Todo arranca con una historia de militantes de clase media long time ago.
En torno al mes de diciembre de 2002 se
produjo un incidente en el Centro Social (Okupado y Autogestionado) El
Laboratorio en el barrio madrileño de Lavapies, donde yo pasaba muchas
horas de mi vida. Militaba entonces en el Movimiento de Resistencia
Global que tenía en aquel centro social su centro de reuniones y
actividades. Eran aquellos tiempos de una militancia difícil, en los
que, cotidianamente, llevábamos a cabo iniciativas de desobediencia
civil en la que nos jugábamos mucho; a veces el físico y a veces la
libertad. Además, como buenos militantes izquierdistas, discutíamos
mucho sobre cómo cambiar el mundo. De aquella época surgieron lealtades
de esas que llaman inquebrantables entre compañeros que seguimos
haciendo política juntos. Pero vayamos al incidente.
Un grupo de
personas, digamos para no ofender a nadie “en situación de riesgo
social” entró en el centro social y a través de un butrón intentó robar
la mesa de mezclas de unos músicos que ensayaban en El Laboratorio. Los
músicos en cuestión sorprendieron a los ladrones (siguiendo con la
corrección, gente quizá llevada por la necesidad) y a duras penas
pudieron recuperar su mesa de mezclas.
Los “asaltantes” no se retiraron
sino que increparon a los músicos que al parecer, estaban perdiendo la
paciencia. Fue entonces cuando algunos compañeros requirieron, maldita
la hora, el concurso de mis modestos esfuerzos y el de los dos
compañeros que me acompañaban (con los que departía seguramente de las
virtudes de la noción negriana de soberanía imperial para comprender el
proceso de globalización económica) para que tratáramos de apaciguar los
ánimos y así evitar una reyerta que parecía inminente.
Allí
fuimos, con más recelo que determinación y, tras evaluar una situación
que sin duda nos sobrepasaba, tratamos de acompañar a uno de los cacos
(sin duda víctima de una sociedad injusta), el más agresivo (seguramente
por razones sociales irresistibles), hasta el metro de Embajadores. A
medio camino, aquel hombre (que sin duda tuvo una infancia horrible)
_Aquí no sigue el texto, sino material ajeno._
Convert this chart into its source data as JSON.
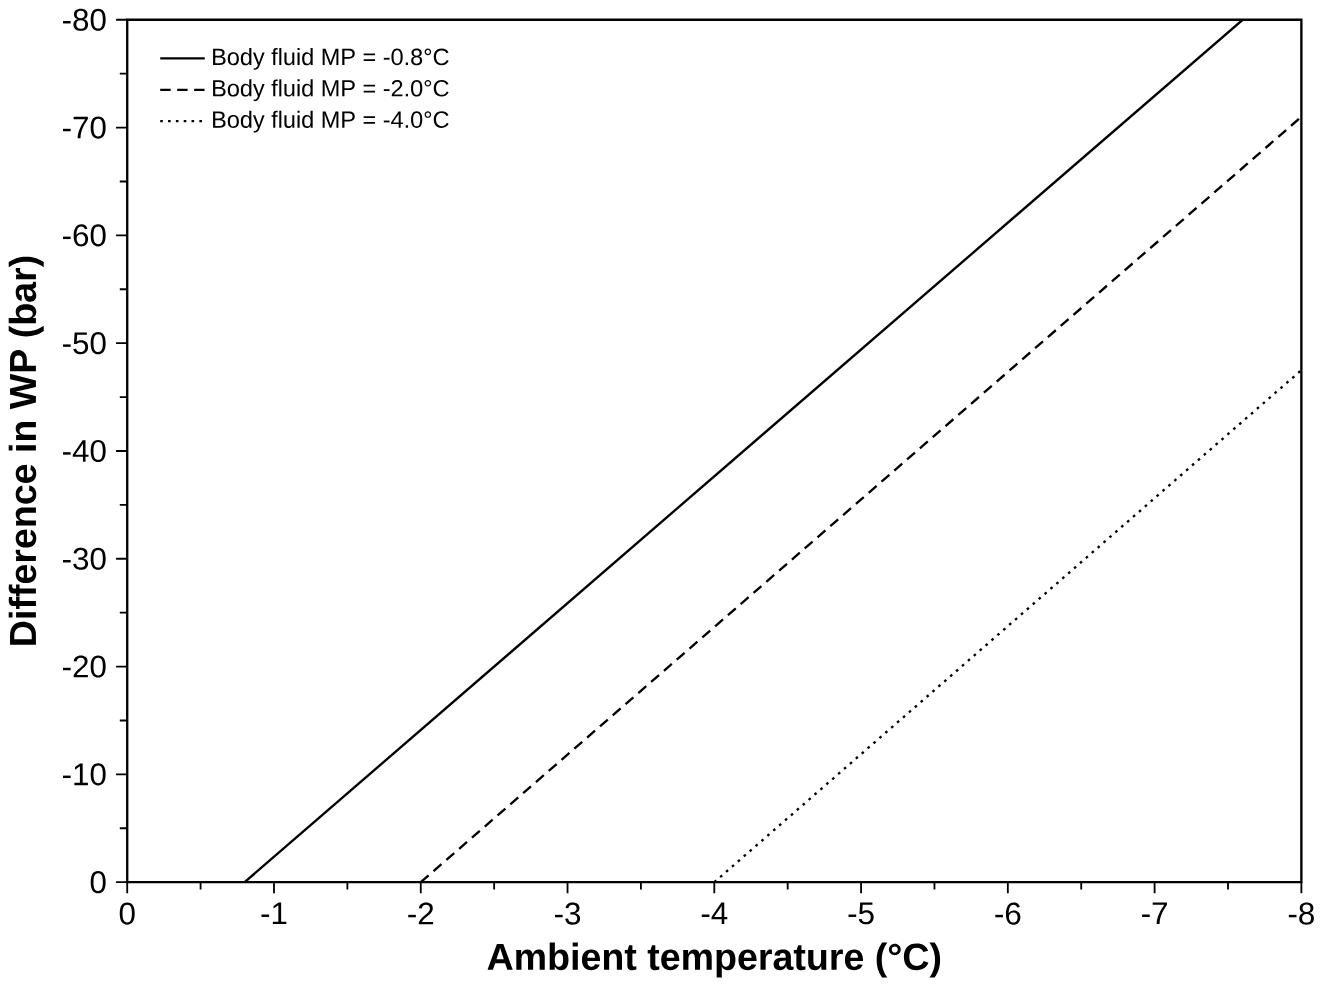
{
  "chart_data": {
    "type": "line",
    "xlabel": "Ambient temperature (°C)",
    "ylabel": "Difference in WP (bar)",
    "xlim": [
      0,
      -8
    ],
    "ylim": [
      0,
      -80
    ],
    "xticks": [
      0,
      -1,
      -2,
      -3,
      -4,
      -5,
      -6,
      -7,
      -8
    ],
    "yticks": [
      0,
      -10,
      -20,
      -30,
      -40,
      -50,
      -60,
      -70,
      -80
    ],
    "legend": "top left",
    "grid": false,
    "series": [
      {
        "name": "Body fluid MP = -0.8°C",
        "color": "#000000",
        "line_style": "solid",
        "x": [
          -0.8,
          -7.6
        ],
        "values": [
          0,
          -80
        ]
      },
      {
        "name": "Body fluid MP = -2.0°C",
        "color": "#000000",
        "line_style": "dashed",
        "x": [
          -2.0,
          -8
        ],
        "values": [
          0,
          -71
        ]
      },
      {
        "name": "Body fluid MP = -4.0°C",
        "color": "#000000",
        "line_style": "dotted",
        "x": [
          -4.0,
          -8
        ],
        "values": [
          0,
          -47.5
        ]
      }
    ]
  }
}
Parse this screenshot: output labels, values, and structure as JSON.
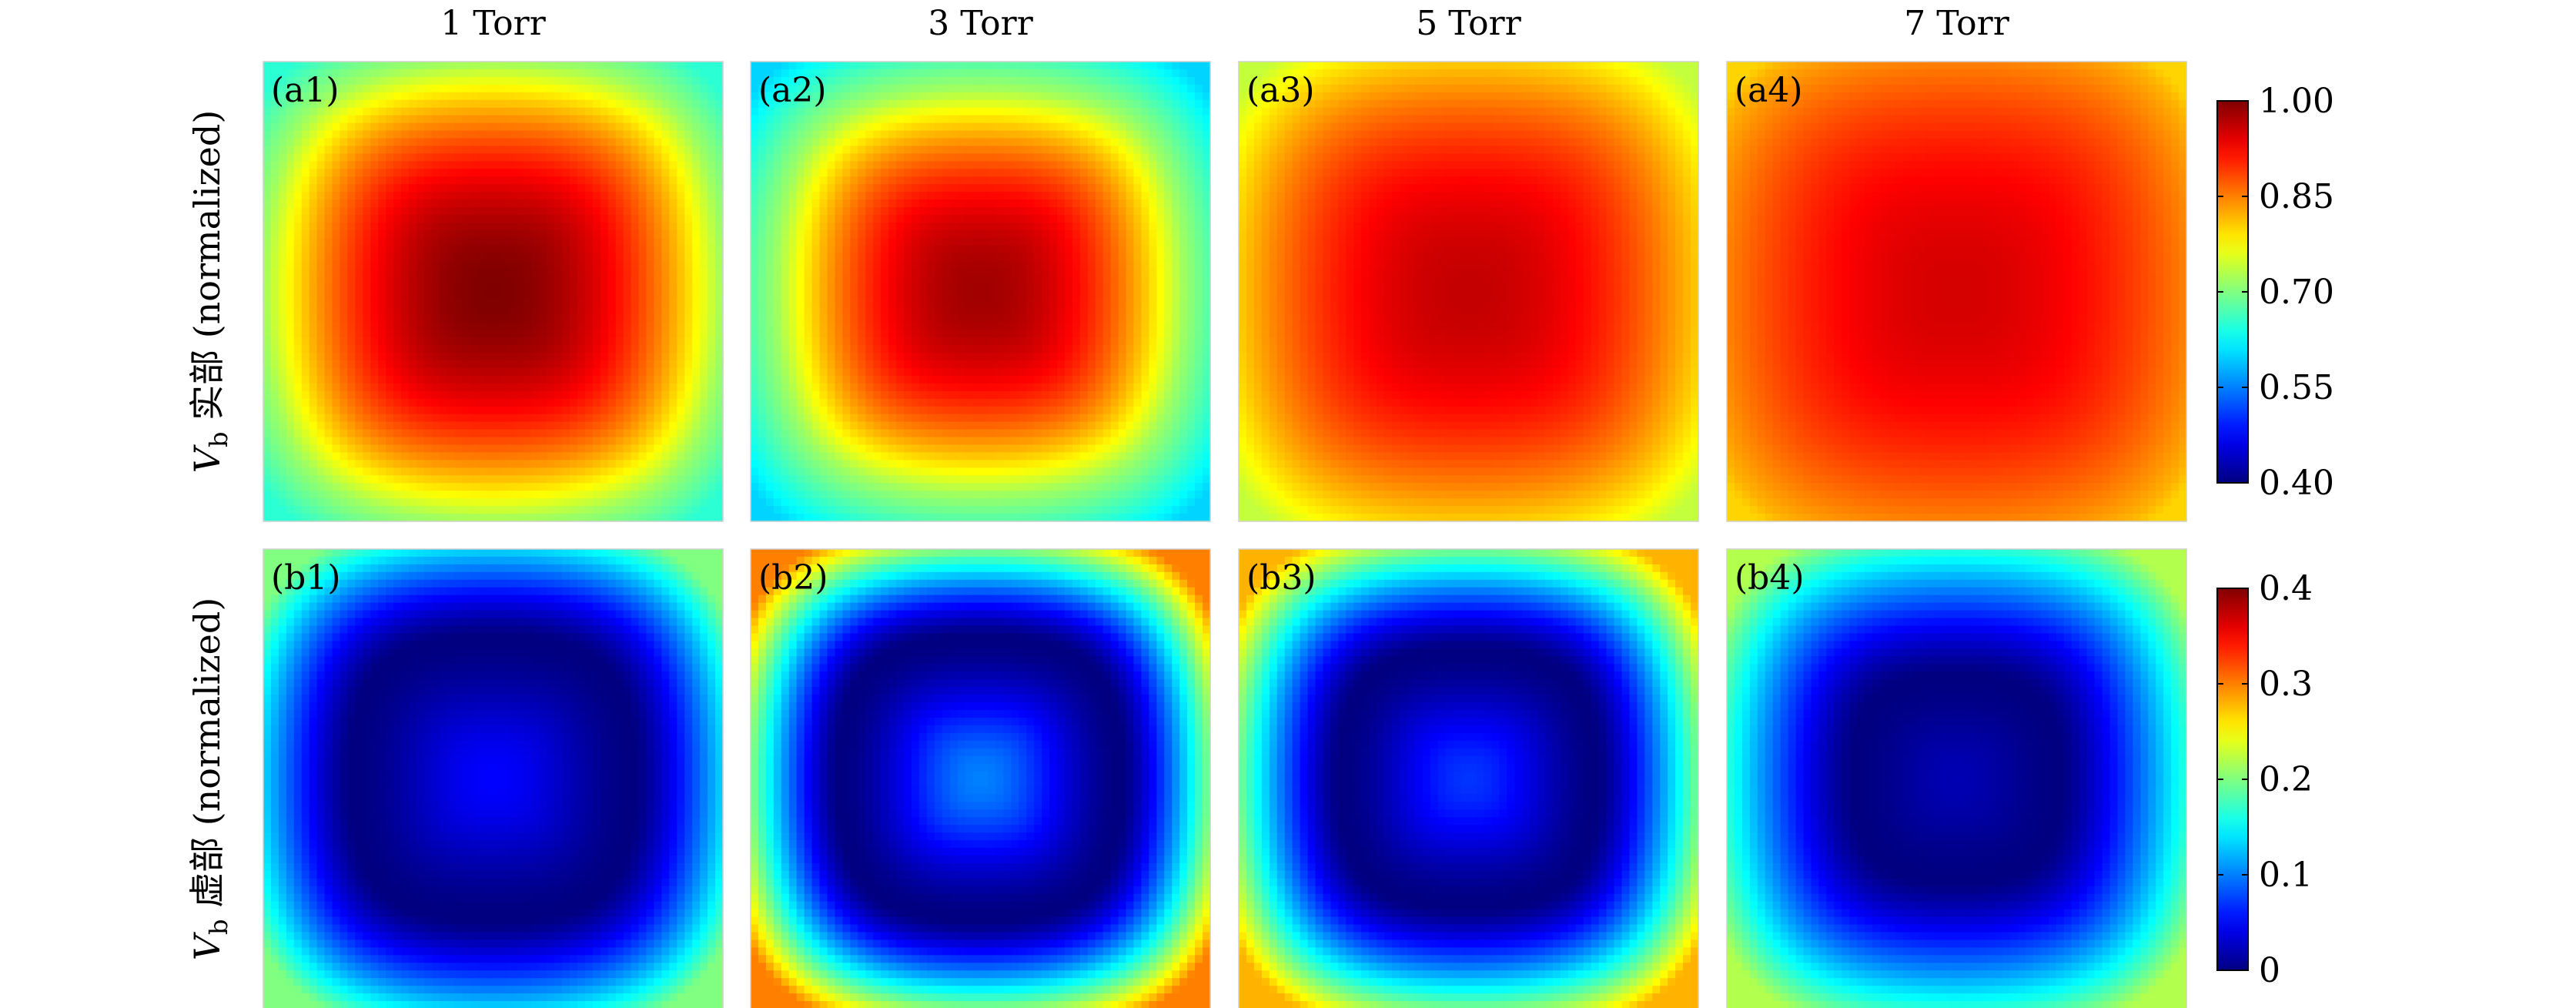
{
  "chart_data": {
    "type": "heatmap",
    "column_titles": [
      "1 Torr",
      "3 Torr",
      "5 Torr",
      "7 Torr"
    ],
    "rows": [
      {
        "label_var": "V",
        "label_sub": "b",
        "label_rest": " 实部 (normalized)",
        "panels": [
          {
            "label": "(a1)",
            "center_value": 1.0,
            "edge_value": 0.65,
            "ring_value": 0.72,
            "ring_radius": 0.88,
            "pattern": "peak"
          },
          {
            "label": "(a2)",
            "center_value": 0.98,
            "edge_value": 0.6,
            "ring_value": 0.72,
            "ring_radius": 0.78,
            "pattern": "peak"
          },
          {
            "label": "(a3)",
            "center_value": 0.96,
            "edge_value": 0.74,
            "ring_value": 0.78,
            "ring_radius": 0.95,
            "pattern": "peak"
          },
          {
            "label": "(a4)",
            "center_value": 0.95,
            "edge_value": 0.8,
            "ring_value": 0.82,
            "ring_radius": 1.0,
            "pattern": "peak"
          }
        ],
        "colorbar": {
          "min": 0.4,
          "max": 1.0,
          "ticks": [
            "0.40",
            "0.55",
            "0.70",
            "0.85",
            "1.00"
          ],
          "tick_values": [
            0.4,
            0.55,
            0.7,
            0.85,
            1.0
          ]
        }
      },
      {
        "label_var": "V",
        "label_sub": "b",
        "label_rest": " 虚部 (normalized)",
        "panels": [
          {
            "label": "(b1)",
            "center_value": 0.05,
            "min_value": 0.0,
            "edge_value": 0.2,
            "min_radius": 0.55,
            "pattern": "bowl"
          },
          {
            "label": "(b2)",
            "center_value": 0.1,
            "min_value": 0.0,
            "edge_value": 0.3,
            "min_radius": 0.55,
            "pattern": "bowl"
          },
          {
            "label": "(b3)",
            "center_value": 0.07,
            "min_value": 0.0,
            "edge_value": 0.28,
            "min_radius": 0.5,
            "pattern": "bowl"
          },
          {
            "label": "(b4)",
            "center_value": 0.02,
            "min_value": 0.0,
            "edge_value": 0.22,
            "min_radius": 0.4,
            "pattern": "bowl"
          }
        ],
        "colorbar": {
          "min": 0.0,
          "max": 0.4,
          "ticks": [
            "0",
            "0.1",
            "0.2",
            "0.3",
            "0.4"
          ],
          "tick_values": [
            0.0,
            0.1,
            0.2,
            0.3,
            0.4
          ]
        }
      }
    ],
    "colormap": "jet"
  }
}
tomó una botella. Uno de mis compañeros regresó al Laboratorio a pedir
ayuda, pues estábamos muertos de miedo ante la nueva circunstancia.
Finalmente nuestro querido Jean Valjean rompió la botella y atacó al
compañero que me quedaba para el cada vez menos desigual “combate”. Vi a
mi amigo, que casi perdió un ojo, en el suelo recibiendo botellazos y
más movido por el miedo que por el arrojo me fui a por aquel muchacho,
que bien podría haberme enamorado como personaje de las imprescindibles
“La estanquera de Vallecas” o “Navajeros” de Eloy de La Iglesia (el cine
quinqui de Don Eloy era una de la mayores delicias de las que
disfrutábamos entonces los empollones marxistas).
Pero aquello no era
una peli y, con más voluntad que fortuna, porque tres o cuatro golpes
bastaron para que me rompiera el nudillo, logré apartarle de mi amigo al
tiempo que el tercer compañero lograba llegar con los “refuerzos” (los
refuerzos, por cierto, se quejaron de la forma excesivamente masculina
de la situación y nos emplazaron a reflexionar sobre lo mal que habíamos
hecho las cosas). Resultado: el tipo que podía haber sido José Luís
Manzano Agudo de haber nacido antes se retiró a pié (quizá algo
dolorido) y mi amigo y yo acabamos en urgencias: él con un corte en la
cornea, yo con un hueso de la mano rota y ambos castigados con no salir
de nuestro cuarto hasta haber terminado de leer “Gender Trouble”, la
fantástica obra de Judith Butler que nos hizo superar por fin los
debates sobre “Imperio” de Negri y Hardt.
¿Por qué conté esta historia, mucho peor
que aquí, en aquella charla con Nega que aparece en el vídeo?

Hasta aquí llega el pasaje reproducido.